Настя спала. Александр почти сразу заметил и причину услышанного из кабинета негромкого стука – рядом с круглым пушистым ковриком у кровати, на котором стояли настины домашние туфли, на паркете лежала маленькая книжка в твердом переплете. Она упала неудачно: раскрывшись посередине, кверху обложкой, так что листки внутри загнулись и помялись. Межутов узнал книгу – это был самый первый сборник его стихов, "Солнечный причал". Видимо, когда он днем, уже после ссоры выходил на кухню поставить чайник, Настя незаметно пробралась в кабинет. Вот почему книги не было на месте.

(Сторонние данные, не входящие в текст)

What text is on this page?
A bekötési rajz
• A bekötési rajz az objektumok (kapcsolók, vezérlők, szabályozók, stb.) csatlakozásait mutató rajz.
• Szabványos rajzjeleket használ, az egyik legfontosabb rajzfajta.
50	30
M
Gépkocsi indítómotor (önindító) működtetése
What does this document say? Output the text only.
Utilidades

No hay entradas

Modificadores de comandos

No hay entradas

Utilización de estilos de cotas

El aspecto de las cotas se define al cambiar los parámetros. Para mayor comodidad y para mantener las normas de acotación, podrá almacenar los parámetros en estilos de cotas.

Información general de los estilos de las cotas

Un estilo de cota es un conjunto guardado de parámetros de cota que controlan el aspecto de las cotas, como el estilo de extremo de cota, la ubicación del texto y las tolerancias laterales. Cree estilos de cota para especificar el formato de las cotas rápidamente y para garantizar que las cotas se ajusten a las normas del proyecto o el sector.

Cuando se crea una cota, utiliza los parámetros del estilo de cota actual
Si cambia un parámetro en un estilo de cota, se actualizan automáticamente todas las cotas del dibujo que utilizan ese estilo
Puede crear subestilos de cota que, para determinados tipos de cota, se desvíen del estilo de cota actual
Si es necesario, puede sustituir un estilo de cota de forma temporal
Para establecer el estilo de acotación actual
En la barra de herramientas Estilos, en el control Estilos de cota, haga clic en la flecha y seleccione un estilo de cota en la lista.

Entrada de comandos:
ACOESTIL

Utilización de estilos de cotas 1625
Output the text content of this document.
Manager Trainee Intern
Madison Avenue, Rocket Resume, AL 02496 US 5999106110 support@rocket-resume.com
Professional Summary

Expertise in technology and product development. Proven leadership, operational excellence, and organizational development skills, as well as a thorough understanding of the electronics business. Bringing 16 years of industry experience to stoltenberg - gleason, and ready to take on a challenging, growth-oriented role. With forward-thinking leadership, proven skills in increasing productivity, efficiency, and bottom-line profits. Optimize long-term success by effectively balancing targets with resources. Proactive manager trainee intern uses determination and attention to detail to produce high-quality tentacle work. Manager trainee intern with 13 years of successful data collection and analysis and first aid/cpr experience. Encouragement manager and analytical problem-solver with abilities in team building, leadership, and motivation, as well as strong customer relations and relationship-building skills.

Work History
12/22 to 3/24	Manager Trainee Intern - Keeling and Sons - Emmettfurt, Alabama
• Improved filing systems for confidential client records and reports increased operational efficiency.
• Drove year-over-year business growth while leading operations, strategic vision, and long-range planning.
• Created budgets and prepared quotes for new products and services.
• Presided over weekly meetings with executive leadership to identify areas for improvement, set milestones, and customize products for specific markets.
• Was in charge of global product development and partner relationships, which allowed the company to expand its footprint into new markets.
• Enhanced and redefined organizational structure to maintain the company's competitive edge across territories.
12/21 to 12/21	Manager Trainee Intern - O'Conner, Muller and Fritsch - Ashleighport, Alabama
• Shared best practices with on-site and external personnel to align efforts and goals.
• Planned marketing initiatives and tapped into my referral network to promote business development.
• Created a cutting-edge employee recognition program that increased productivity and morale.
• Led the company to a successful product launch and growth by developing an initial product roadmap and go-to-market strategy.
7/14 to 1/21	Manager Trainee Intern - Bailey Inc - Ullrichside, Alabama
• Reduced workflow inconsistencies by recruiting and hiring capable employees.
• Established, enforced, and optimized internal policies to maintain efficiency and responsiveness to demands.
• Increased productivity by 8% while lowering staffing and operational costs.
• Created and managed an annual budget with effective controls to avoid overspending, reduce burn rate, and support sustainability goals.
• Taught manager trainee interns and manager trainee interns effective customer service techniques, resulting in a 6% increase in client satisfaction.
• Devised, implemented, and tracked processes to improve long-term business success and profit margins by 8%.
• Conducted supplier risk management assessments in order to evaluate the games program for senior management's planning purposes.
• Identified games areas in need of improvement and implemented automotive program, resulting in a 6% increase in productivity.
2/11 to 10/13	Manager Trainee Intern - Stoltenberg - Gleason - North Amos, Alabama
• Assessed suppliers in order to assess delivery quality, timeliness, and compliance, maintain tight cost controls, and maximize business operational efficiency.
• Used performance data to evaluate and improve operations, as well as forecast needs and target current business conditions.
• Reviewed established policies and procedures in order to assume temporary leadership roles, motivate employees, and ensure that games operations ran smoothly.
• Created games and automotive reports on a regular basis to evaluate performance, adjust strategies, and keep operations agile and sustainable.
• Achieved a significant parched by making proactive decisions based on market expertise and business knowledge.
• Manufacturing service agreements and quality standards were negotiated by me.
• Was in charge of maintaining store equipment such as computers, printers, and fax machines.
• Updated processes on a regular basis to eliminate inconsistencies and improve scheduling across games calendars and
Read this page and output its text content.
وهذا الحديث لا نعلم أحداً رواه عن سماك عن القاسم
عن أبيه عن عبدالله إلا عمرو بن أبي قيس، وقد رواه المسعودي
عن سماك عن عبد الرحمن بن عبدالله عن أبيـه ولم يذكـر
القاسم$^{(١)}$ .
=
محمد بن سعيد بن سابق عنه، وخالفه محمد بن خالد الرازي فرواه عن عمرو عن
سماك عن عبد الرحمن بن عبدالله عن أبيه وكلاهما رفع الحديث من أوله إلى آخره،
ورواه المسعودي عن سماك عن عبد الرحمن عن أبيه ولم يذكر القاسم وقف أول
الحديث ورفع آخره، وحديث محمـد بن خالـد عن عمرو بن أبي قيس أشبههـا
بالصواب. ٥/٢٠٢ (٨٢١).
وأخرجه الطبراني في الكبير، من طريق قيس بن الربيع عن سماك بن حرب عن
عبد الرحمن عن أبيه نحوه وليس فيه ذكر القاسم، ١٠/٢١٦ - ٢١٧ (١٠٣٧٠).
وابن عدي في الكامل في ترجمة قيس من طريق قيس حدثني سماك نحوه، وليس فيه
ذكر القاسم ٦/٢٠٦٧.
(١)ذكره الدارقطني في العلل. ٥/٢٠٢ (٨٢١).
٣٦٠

Он вошел, стараясь ступать неслышно, нагнулся и поднял сборник. Понять, что именно Настя читала, сейчас не представлялось возможным, страницы перелистнулись. Но Александр все знал и так. В "Солнечном причале" было много стихов, негласно посвященных ей. Это, вообще говоря, было дитя их любви – детей из плоти и крови у них не было, так уж сложилось. Настин образ скреплял все впечатления тех послеармейских, послевоенных месяцев, ее присутствие освещало почти каждую набросанную словесно картину, она вообще заменяла там солнце. Лучи, пробивавшиеся сквозь листву, были похожи на пряди ее светло-каштановых волос. Ее голос слышался в отдаленных трамвайных звонках и задорном переплеске волн, накатывавших на берег, когда по реке проходил белый теплоходик. Она жила в тех стихах естественно, как дыхание, как трепетание бликов на стене, как полнота бытия, которую, может, только и ощущаешь по-настоящему, когда ты молод и влюблен…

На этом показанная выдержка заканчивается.